A good traveler has no fixed plans and is not intent on arriving.
My third year of cycling through France, this trip started in Orléans, followed the Loire to Nevers, then switched rivers to follow the Allier, went through the Massif Central, down to the Med and then back inland before going over the Pyrenees and to Roses (pronounced RosAs by the way). 1121km not including 50 or 60 not counted along the way.
The second part of the trip, from the Massif to Spain was largely the route I'd done two years ago and had enjoyed so much. I'd started in Orléans largely because the dates that European Bike Express offered allowed me to arrive in Allègre to coincide with the Human Powered Vehicle Festival (VPH) held there every year.
Date of event: 7/8/2011
You can make out there the motorway I was about to go under about a hundred yards away. It alway's makes me feel slightly smug when I'm rolling along on the quietest country lanes, past fragrant wild flowers and flitting butterflies to suddenly come across lots of angry sounding motorists dashing along with thousands of other motorists dashing along.
I was just a fraction too late taking this photo, a moment before and all three horses where facing inwards their noses touching. Chatting perhaps.
The wonderful thing about early starts is the light. Being low it throws everything into relief and with the weather suddenly much better it was doubly pleasant.

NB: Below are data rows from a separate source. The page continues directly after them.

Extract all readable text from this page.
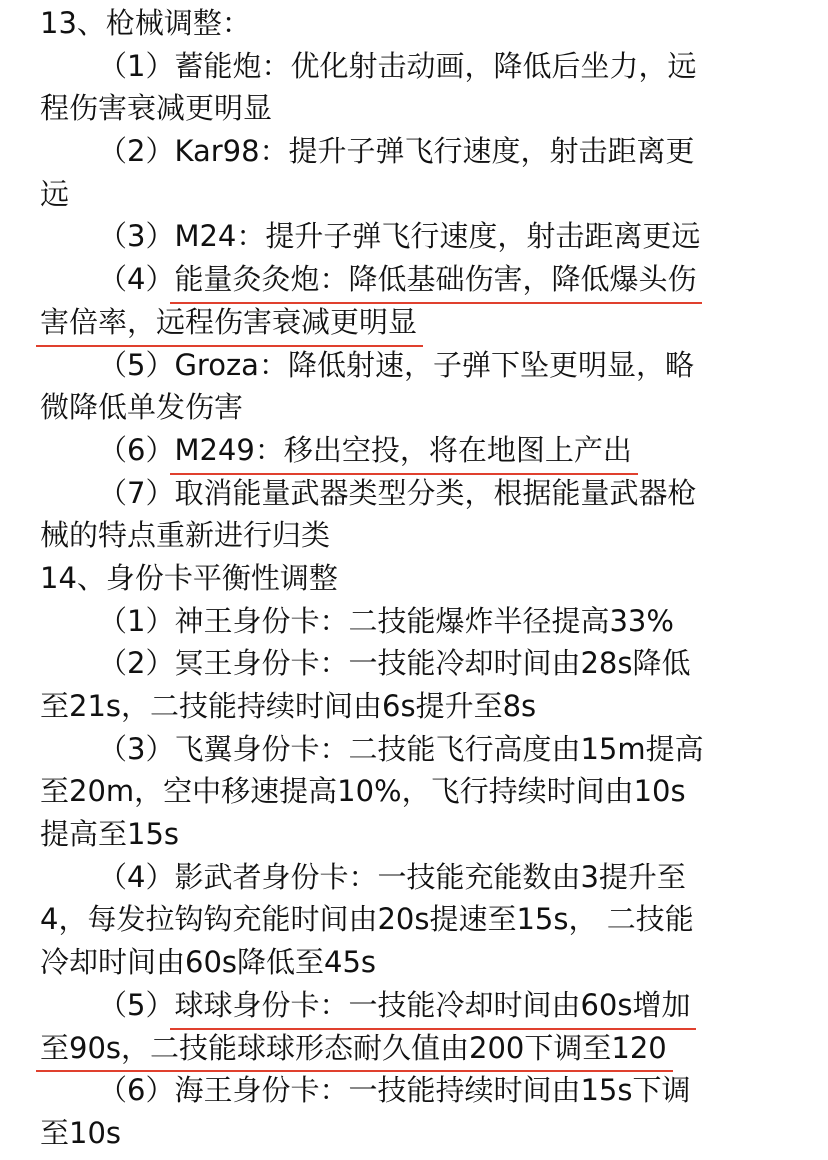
13、枪械调整：
（1）蓄能炮：优化射击动画，降低后坐力，远
程伤害衰减更明显
（2）Kar98：提升子弹飞行速度，射击距离更
远
（3）M24：提升子弹飞行速度，射击距离更远
（4）能量灸灸炮：降低基础伤害，降低爆头伤
害倍率，远程伤害衰减更明显
（5）Groza：降低射速，子弹下坠更明显，略
微降低单发伤害
（6）M249：移出空投，将在地图上产出
（7）取消能量武器类型分类，根据能量武器枪
械的特点重新进行归类
14、身份卡平衡性调整
（1）神王身份卡：二技能爆炸半径提高33%
（2）冥王身份卡：一技能冷却时间由28s降低
至21s，二技能持续时间由6s提升至8s
（3）飞翼身份卡：二技能飞行高度由15m提高
至20m，空中移速提高10%，飞行持续时间由10s
提高至15s
（4）影武者身份卡：一技能充能数由3提升至
4，每发拉钩钩充能时间由20s提速至15s， 二技能
冷却时间由60s降低至45s
（5）球球身份卡：一技能冷却时间由60s增加
至90s，二技能球球形态耐久值由200下调至120
（6）海王身份卡：一技能持续时间由15s下调
至10s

The weather had been better since about St Hippolyte. Not that it had been all bad but it was, apparently, the worse July since records began. I'd only been seriously rained on twice but normally, starting in the north of France, I get slowly accustomed to the heat as I make my way south. This time it had been like being in England, cool and raining, right until St Hippolyte then bang, hot.
Not that I'm complaining. Especially not today, it's warm, I'm within a few kilometres from the Med, though I won't actually see it today, I'm going to meet up with friends and it's flat going.
Vias is full of campsites in what is a very flat, perhaps slightly marshy area. On the left here is some sort of entertainment park too, definitely the touristy end of camping.
I'd found the right way this time and was cruising along heading for the Canal du Midi.